Eliassi is ultimately only a symptom of the current atmosphere in Israel: Without a fundamental change in its prevailing political culture, he will be neither the last nor least benign of these characters to emerge — but recent developments do not portend a foundation for positive change. The resolution of the Gaza conflict in late August was inconclusive and did nothing to substantively address its underlying causes; the expectation of renewed hostilities is widespread. Near-daily protests and violence in Jerusalem have shattered the illusion of a tentative calm and some suggest it may auger a new, semi-permanent instability. The specter of international isolation, more than ever, haunts the political horizon. Part of the problem is institutional: despite weeks of protests marred by right-wing violence, more peace activists were arrested on August 2nd for trying to stage a small pro-peace demonstration than from any single incident of right-wing violence. But it also represents a societal drift, driven by a traumatic legacy of violence, economic precarity, an ideologically charged school system, and reckless political opportunism, padded out by a largely acquiescent media.

The effect of Eliassi’s campaign is to further narrow the already tapered space for public debate in Israel. Eliassi’s aspiration of national unity may echo his earlier calls to increase national pride, but it is less about nourishing your spirit at the collective well than erecting a framework for excluding voices outside of an inexact consensus. While he says everyone is entitled to their own opinion, if you care about human rights or question the army’s infallibility, you are classified as one of the “real enemies that walks among us,” compared to terrorists, and subsequently made eligible for public harassment. While not officially-sanctioned, it helps create informal barriers to speech that are intolerable for the average citizen, enforced by an implicit threat of violence. Nonetheless, shades of Eliassi’s rhetoric can be found among mainstream pundits and politicians: musings that those not “loyal” to the country should be stripped of their citizenship foreshadowed a similar move recently suggested by Prime Minister Benjamin Netanyahu.
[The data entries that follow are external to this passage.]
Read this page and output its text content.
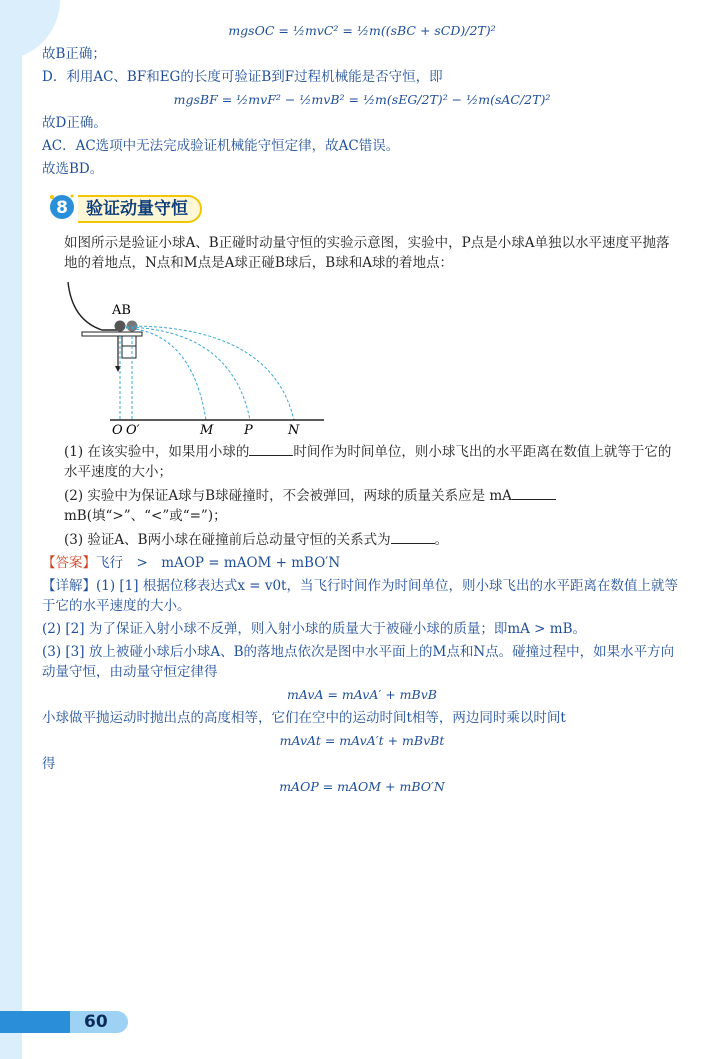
mgsOC = ½mvC² = ½m((sBC + sCD)/2T)²
故B正确；
D．利用AC、BF和EG的长度可验证B到F过程机械能是否守恒，即
mgsBF = ½mvF² − ½mvB² = ½m(sEG/2T)² − ½m(sAC/2T)²
故D正确。
AC．AC选项中无法完成验证机械能守恒定律，故AC错误。
故选BD。
8	验证动量守恒
如图所示是验证小球A、B正碰时动量守恒的实验示意图，实验中，P点是小球A单独以水平速度平抛落地的着地点，N点和M点是A球正碰B球后，B球和A球的着地点：
AB
O O′	M P	N
(1) 在该实验中，如果用小球的	时间作为时间单位，则小球飞出的水平距离在数值上就等于它的水平速度的大小；
(2) 实验中为保证A球与B球碰撞时，不会被弹回，两球的质量关系应是 mAmB(填“>”、“<”或“=”)；
(3) 验证A、B两小球在碰撞前后总动量守恒的关系式为	。
【答案】飞行　>　mAOP = mAOM + mBO′N
【详解】(1) [1] 根据位移表达式x = v0t，当飞行时间作为时间单位，则小球飞出的水平距离在数值上就等于它的水平速度的大小。
(2) [2] 为了保证入射小球不反弹，则入射小球的质量大于被碰小球的质量；即mA > mB。
(3) [3] 放上被碰小球后小球A、B的落地点依次是图中水平面上的M点和N点。碰撞过程中，如果水平方向动量守恒，由动量守恒定律得
mAvA = mAvA′ + mBvB
小球做平抛运动时抛出点的高度相等，它们在空中的运动时间t相等，两边同时乘以时间t
mAvAt = mAvA′t + mBvBt
得
mAOP = mAOM + mBO′N
60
On August 9th, a coalition of left-wing groups planned a large pro-peace rally in Tel Aviv. The police pulled the rally’s permit a few hours before its start, but a few hundred demonstrators turned out anyways. They were met by a group of counter-demonstrators, including Eliassi and his lions. One of the counter-demonstrators held up a sign that read, in Hebrew, “One people, one country, one leader,”an almost exact translation of the Nazi’s famous formulation, “Ein Volk, ein Reich, ein Führer.”A few days later Eliassi took to Facebook to clear up the matter. “Extremist leftists”had “infiltrated”the protest and distributed the signs to his “innocent”people who did not understand the “blatant and extreme criminal incitement of the radical left.”About a month before, Eliassi released his first song in years. It was called “One Blood.”The chorus was “One nation / One blood / Come against us? / No one / One God / One heart / You won’t walk alone with the number one army.”